How evolution makes proteins fold quickly

Abstract

Sequences of fast-folding model proteins (48 residues long on a cubic lattice) were generated by an evolution-like selection toward fast folding. We find that fast-folding proteins exhibit a specific folding mechanism in which all transition state conformations share a smaller subset of common contacts (folding nucleus). Acceleration of folding was accompanied by dramatic strengthening of interactions in the folding nucleus whereas average energy of nonnucleus interactions remained largely unchanged. Furthermore, the residues involved in the nucleus are the most conserved ones within families of evolved sequences. Our results imply that for each protein structure there is a small number of conserved positions that are key determinants of fast folding into that structure. This conjecture was tested on two protein superfamilies: the first having the classical monophosphate binding fold (CMBF; 98 families) and the second having type-III repeat fold (47 families). For each superfamily, we discovered a few positions that exhibit very strong and statistically significant "conservatism of conservatism"-amino acids in those positions are conserved within every family whereas the actual types of amino acids varied from family to family. Those amino acids are in spatial contact with each other. The experimental data of Serrano and coworkers [Lopez-Hernandez, E. & Serrano, L. (1996) Fold. Des. (London) 1, 43-55]. for one of the proteins of the CMBF superfamily (CheY) show that residues identified this way indeed belong to the folding nucleus. Further analysis revealed deep connections between nucleation in CMBF proteins and their function.

Figure 1

The native conformation of the studied 48-mer. Broken lines show the contacts in the folding nucleus defined and determined as explained in refs. and . “Cold” positions in which no mutations were observed over the whole steady–state part of the evolution (last 500 sequences) are shown in white.

Figure 2

The progress of the evolutionary algorithm showing acceleration of folding (MFPT in MC steps) for the 48-mer model. (Inset) The first 50 accepted mutations.

Figure 3

Evolution of the average energy (per contact) of the nonnucleus native contacts and of the average energy of nucleus contacts.

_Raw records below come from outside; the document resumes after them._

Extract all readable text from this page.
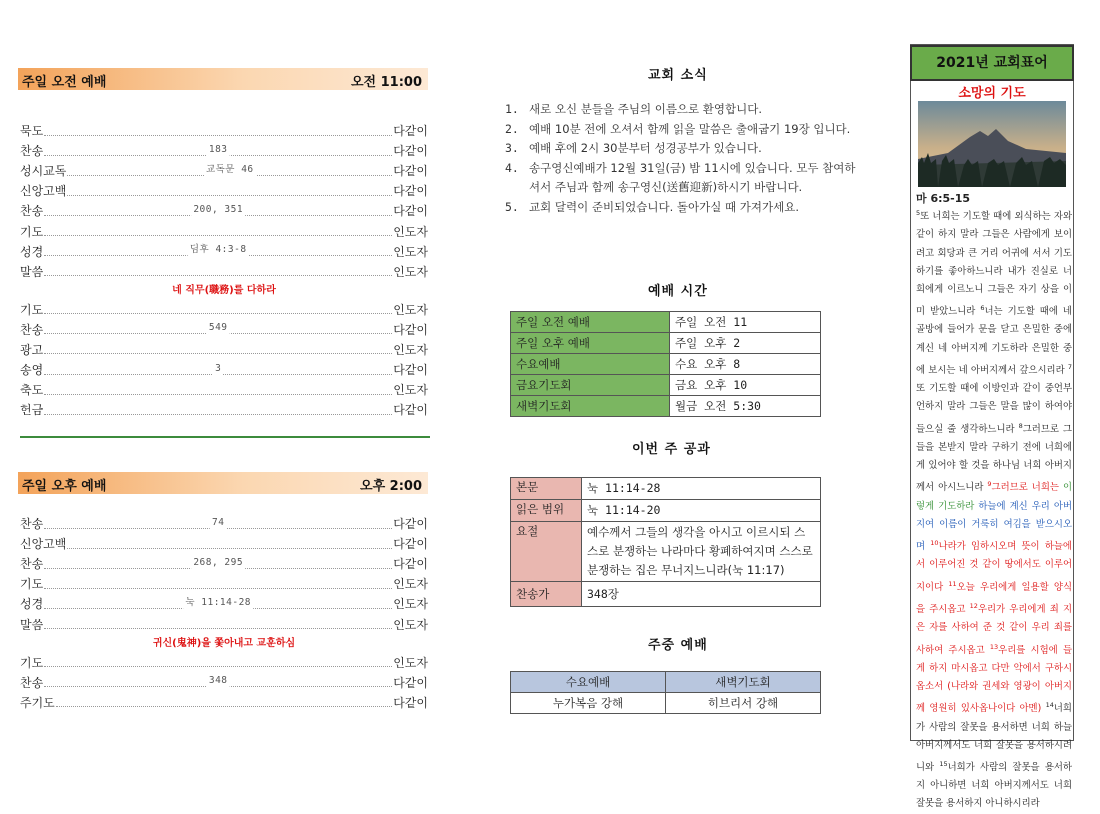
주일 오전 예배	오전 11:00
묵도	다같이
찬송	183	다같이
성시교독	교독문 46	다같이
신앙고백	다같이
찬송	200, 351	다같이
기도	인도자
성경	딤후 4:3-8	인도자
말씀	인도자
네 직무(職務)를 다하라
기도	인도자
찬송	549	다같이
광고	인도자
송영	3	다같이
축도	인도자
헌금	다같이
주일 오후 예배	오후 2:00
찬송	74	다같이
신앙고백	다같이
찬송	268, 295	다같이
기도	인도자
성경	눅 11:14-28	인도자
말씀	인도자
귀신(鬼神)을 쫓아내고 교훈하심
기도	인도자
찬송	348	다같이
주기도	다같이
교회 소식
1. 새로 오신 분들을 주님의 이름으로 환영합니다.
2. 예배 10분 전에 오셔서 함께 읽을 말씀은 출애굽기 19장 입니다.
3. 예배 후에 2시 30분부터 성경공부가 있습니다.
4. 송구영신예배가 12월 31일(금) 밤 11시에 있습니다. 모두 참여하셔서 주님과 함께 송구영신(送舊迎新)하시기 바랍니다.
5. 교회 달력이 준비되었습니다. 돌아가실 때 가져가세요.
예배 시간
주일 오전 예배	주일 오전 11
주일 오후 예배	주일 오후 2
수요예배	수요 오후 8
금요기도회	금요 오후 10
새벽기도회	월금 오전 5:30
이번 주 공과
본문	눅 11:14-28
읽은 범위	눅 11:14-20
요절	예수께서 그들의 생각을 아시고 이르시되 스스로 분쟁하는 나라마다 황폐하여지며 스스로 분쟁하는 집은 무너지느니라(눅 11:17)
찬송가	348장
주중 예배
수요예배	새벽기도회
누가복음 강해	히브리서 강해
2021년 교회표어
소망의 기도
마 6:5-15
$^5$또 너희는 기도할 때에 외식하는 자와 같이 하지 말라 그들은 사람에게 보이려고 회당과 큰 거리 어귀에 서서 기도하기를 좋아하느니라 내가 진실로 너희에게 이르노니 그들은 자기 상을 이미 받았느니라 $^6$너는 기도할 때에 네 골방에 들어가 문을 닫고 은밀한 중에 계신 네 아버지께 기도하라 은밀한 중에 보시는 네 아버지께서 갚으시리라 $^7$또 기도할 때에 이방인과 같이 중언부언하지 말라 그들은 말을 많이 하여야 들으실 줄 생각하느니라 $^8$그러므로 그들을 본받지 말라 구하기 전에 너희에게 있어야 할 것을 하나님 너희 아버지께서 아시느니라 $^9$그러므로 너희는 이렇게 기도하라 하늘에 계신 우리 아버지여 이름이 거룩히 여김을 받으시오며 $^{10}$나라가 임하시오며 뜻이 하늘에서 이루어진 것 같이 땅에서도 이루어지이다 $^{11}$오늘 우리에게 일용할 양식을 주시옵고 $^{12}$우리가 우리에게 죄 지은 자를 사하여 준 것 같이 우리 죄를 사하여 주시옵고 $^{13}$우리를 시험에 들게 하지 마시옵고 다만 악에서 구하시옵소서 (나라와 권세와 영광이 아버지께 영원히 있사옵나이다 아멘) $^{14}$너희가 사람의 잘못을 용서하면 너희 하늘 아버지께서도 너희 잘못을 용서하시려니와 $^{15}$너희가 사람의 잘못을 용서하지 아니하면 너희 아버지께서도 너희 잘못을 용서하지 아니하시리라
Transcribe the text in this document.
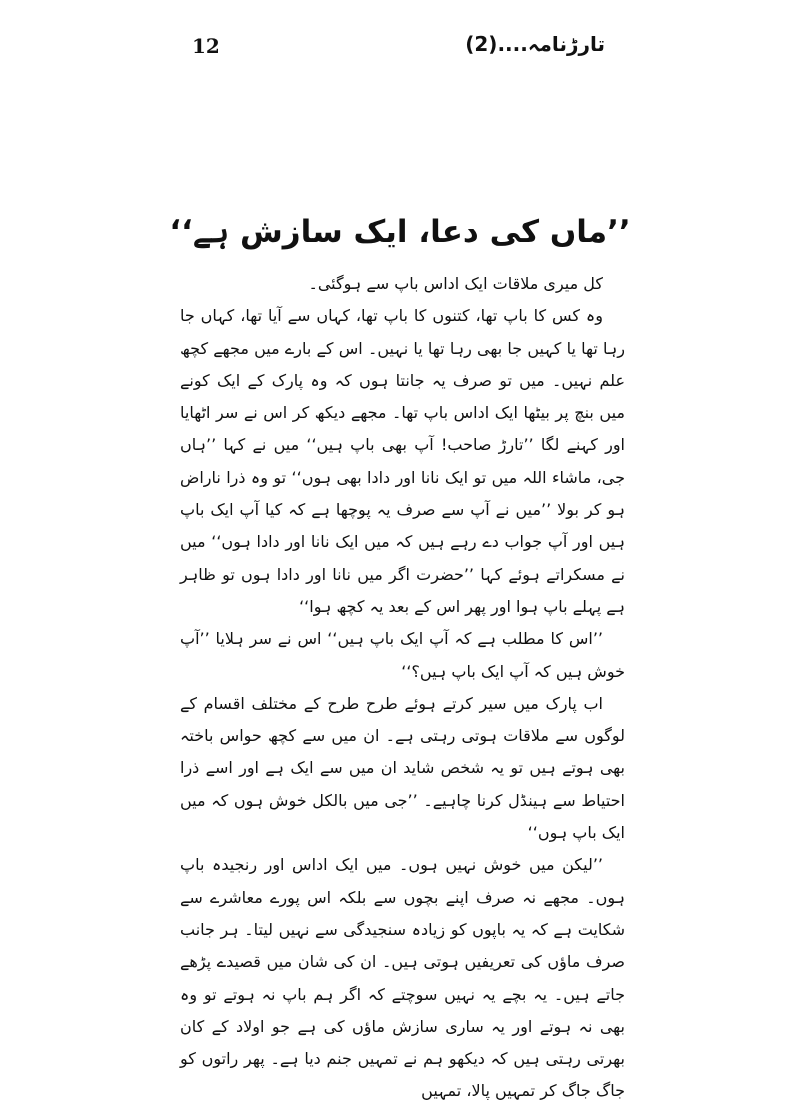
12	تارڑنامہ....(2)
’’ماں کی دعا، ایک سازش ہے‘‘

کل میری ملاقات ایک اداس باپ سے ہوگئی۔

وہ کس کا باپ تھا، کتنوں کا باپ تھا، کہاں سے آیا تھا، کہاں جا رہا تھا یا کہیں جا بھی رہا تھا یا نہیں۔ اس کے بارے میں مجھے کچھ علم نہیں۔ میں تو صرف یہ جانتا ہوں کہ وہ پارک کے ایک کونے میں بنچ پر بیٹھا ایک اداس باپ تھا۔ مجھے دیکھ کر اس نے سر اٹھایا اور کہنے لگا ’’تارڑ صاحب! آپ بھی باپ ہیں‘‘ میں نے کہا ’’ہاں جی، ماشاء اللہ میں تو ایک نانا اور دادا بھی ہوں‘‘ تو وہ ذرا ناراض ہو کر بولا ’’میں نے آپ سے صرف یہ پوچھا ہے کہ کیا آپ ایک باپ ہیں اور آپ جواب دے رہے ہیں کہ میں ایک نانا اور دادا ہوں‘‘ میں نے مسکراتے ہوئے کہا ’’حضرت اگر میں نانا اور دادا ہوں تو ظاہر ہے پہلے باپ ہوا اور پھر اس کے بعد یہ کچھ ہوا‘‘

’’اس کا مطلب ہے کہ آپ ایک باپ ہیں‘‘ اس نے سر ہلایا ’’آپ خوش ہیں کہ آپ ایک باپ ہیں؟‘‘

اب پارک میں سیر کرتے ہوئے طرح طرح کے مختلف اقسام کے لوگوں سے ملاقات ہوتی رہتی ہے۔ ان میں سے کچھ حواس باختہ بھی ہوتے ہیں تو یہ شخص شاید ان میں سے ایک ہے اور اسے ذرا احتیاط سے ہینڈل کرنا چاہیے۔ ’’جی میں بالکل خوش ہوں کہ میں ایک باپ ہوں‘‘

’’لیکن میں خوش نہیں ہوں۔ میں ایک اداس اور رنجیدہ باپ ہوں۔ مجھے نہ صرف اپنے بچوں سے بلکہ اس پورے معاشرے سے شکایت ہے کہ یہ باپوں کو زیادہ سنجیدگی سے نہیں لیتا۔ ہر جانب صرف ماؤں کی تعریفیں ہوتی ہیں۔ ان کی شان میں قصیدے پڑھے جاتے ہیں۔ یہ بچے یہ نہیں سوچتے کہ اگر ہم باپ نہ ہوتے تو وہ بھی نہ ہوتے اور یہ ساری سازش ماؤں کی ہے جو اولاد کے کان بھرتی رہتی ہیں کہ دیکھو ہم نے تمہیں جنم دیا ہے۔ پھر راتوں کو جاگ جاگ کر تمہیں پالا، تمہیں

Nucleus contacts are shown by dashed lines in Fig. 1. (Inset) The first 50 accepted mutations.

Figure 4

Analysis for the CMBF superfamily. Ninety-eight families were used (the list is available from authors on request). All listed proteins are structurally homologous to CheY with Z > 3 and RMSD < 4A, according to the families of structurally similar proteins (FSSP) database (19). We used a coarse-grained six-letter amino-acid alphabet whereby amino acids were grouped according to their physical properties into following six classes: “aliphatic + Cys”: A, L, I, V, M, C; “aromatic”: F, Y, W, H; small nonpolar: G, P; polar: T, S, Q, N; basic: R, K; and acidic: E, D. The analysis using all 20 types of amino acids gives results that are qualitatively similar. Horizontal axes denote position in the CheY, which was taken as reference. (a, circles) CoC analysis: intrafamily sequence entropy averaged over all 98 families (excluding gaps), calculated as S_CoC(l) = ∑_F=1^M S_intra^F(l)/M. Here, the sum is taken over all of the 98 families used in the analysis, excluding gaps. Intrafamily sequence entropy for every position, for a given family, F, is calculated as follows: S_intra^F(l) = −∑_i=1⁶ p_i^F(l)log p_i^F(l), where p_i^F(l) represents the normalized frequency of observing residue of class i (i = 1–6) at position l in all homologous sequences belonging to the family F. The sum is taken over all possible residue classes. (a, squares) sequence entropy calculated across all families. To obtain this quantity, we evaluated frequencies of occurrence of amino acids of each class i at each position l for all families [p_i^across(l)] and then calculated sequence entropy for a position l as S_across(l) = −∑_i=1⁶ p_i^across(l)log p_i^across(l). (b) The probability that equal or lower S_CoC will be observed under zero hypothesis that conservatism of a residue in the structure is related primarily to its degree of buriedness.

Figure 5

Ribbon diagram of the CheY structure where the four residues showing most statistically significant CoC (D12, M17, D57, A88) are shown as solid models.